MINNEAPOLIS (WCCO) -- Americans spend more than $250 billion a year on over-the-counter and prescription medications. When we have an ache or pain, we often take an aspirin or ibuprofen pill. But how do medications know where to target?

"Pills are actually really dumb," said Allyson Schlichte, PharmD, a pharmacist at Fairview Health Services, adding "they have no idea" where they're targeting.

So your aspirin doesn't know if it's your head or your back or your ankle hurting.

When you take a pill, generally it stays intact in the stomach, through the small intestine, and into the liver, where it dissolves.

"All medicines that we take orally then go to the liver, then go into the bloodstream, where they exert their effect," said Schlichte.

She compared the body and medication to a lock and key system.

"The medicine is like the key, it searches all over the body until it finds the locks that it fits into," she said.

So when you take ibuprofen, it's working everywhere, reducing swelling throughout your body.

"Your body doesn't notice when there's a little extra pain killer where you don't feel pain," she said.

That is why so many medications have such a giant list of side effects.

"Absolutely, it's because that drug doesn't know where to go -- so it's working where it shouldn't," said Schlichte.

Sometimes those side effects become intended effects: like with Viagra. It was originally designed to be a blood pressure drug with a goal of opening up blood vessels. The side-effect was improving erectile function in men who had trouble.

The theory also explains why people taking chemotherapy medication find that the drugs attack more than just cancer cells.

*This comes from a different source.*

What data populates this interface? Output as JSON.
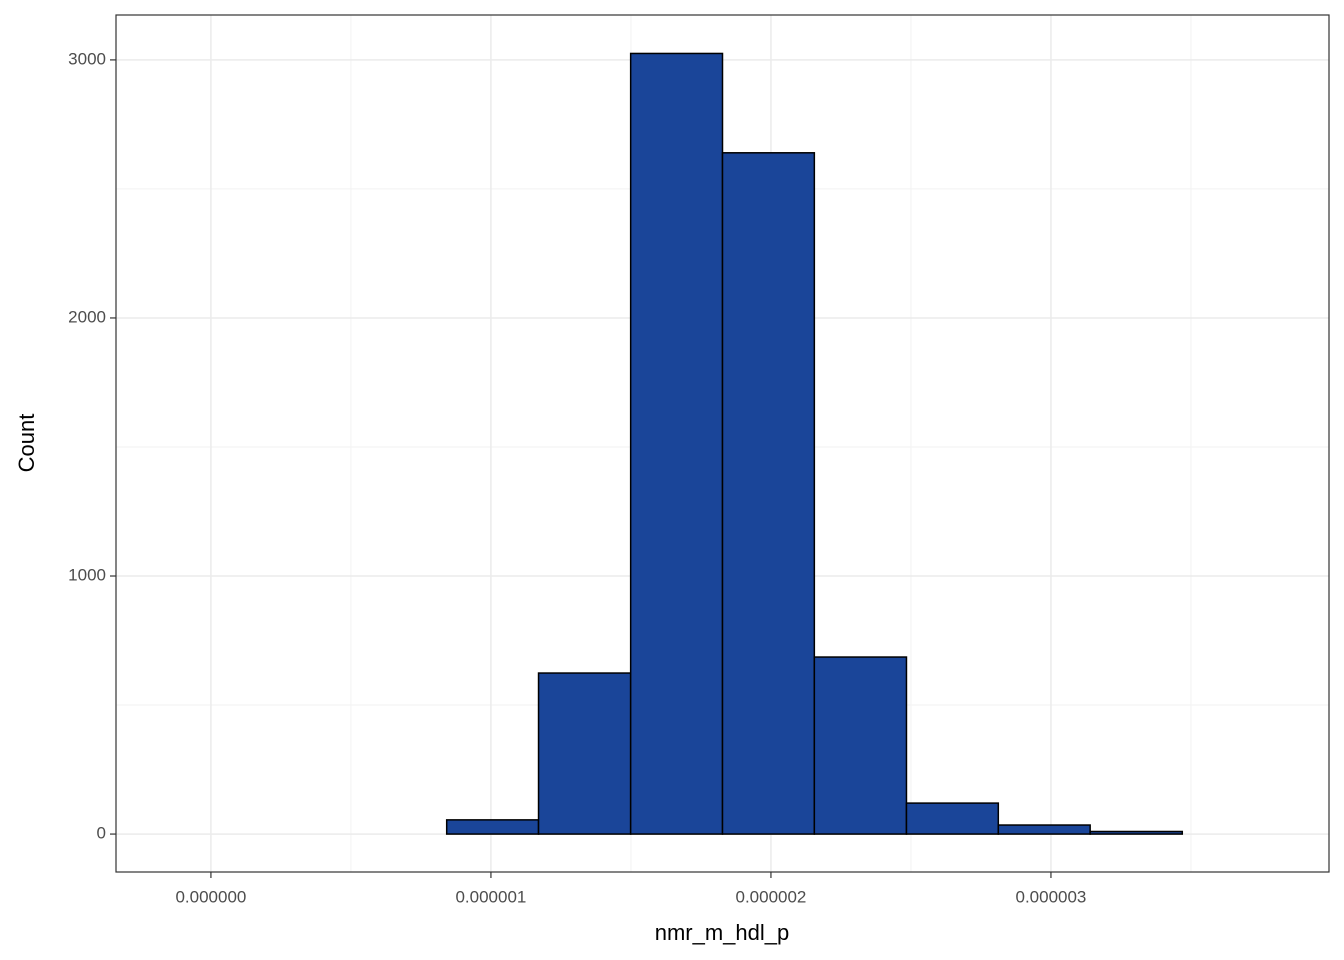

"The chemotherapy looks for fast-growing rapidly diving cell, and that's why a lot of people lose their hair. Their hair is a fast-growing rapidly dividing cell," Schlichte said.

There is hope that someday medications can become more targeted, said Schlichte. "We're working really hard in the research to try to find out if we can do targeted gene therapy."

In the meantime, we're stuck with medications that work everywhere.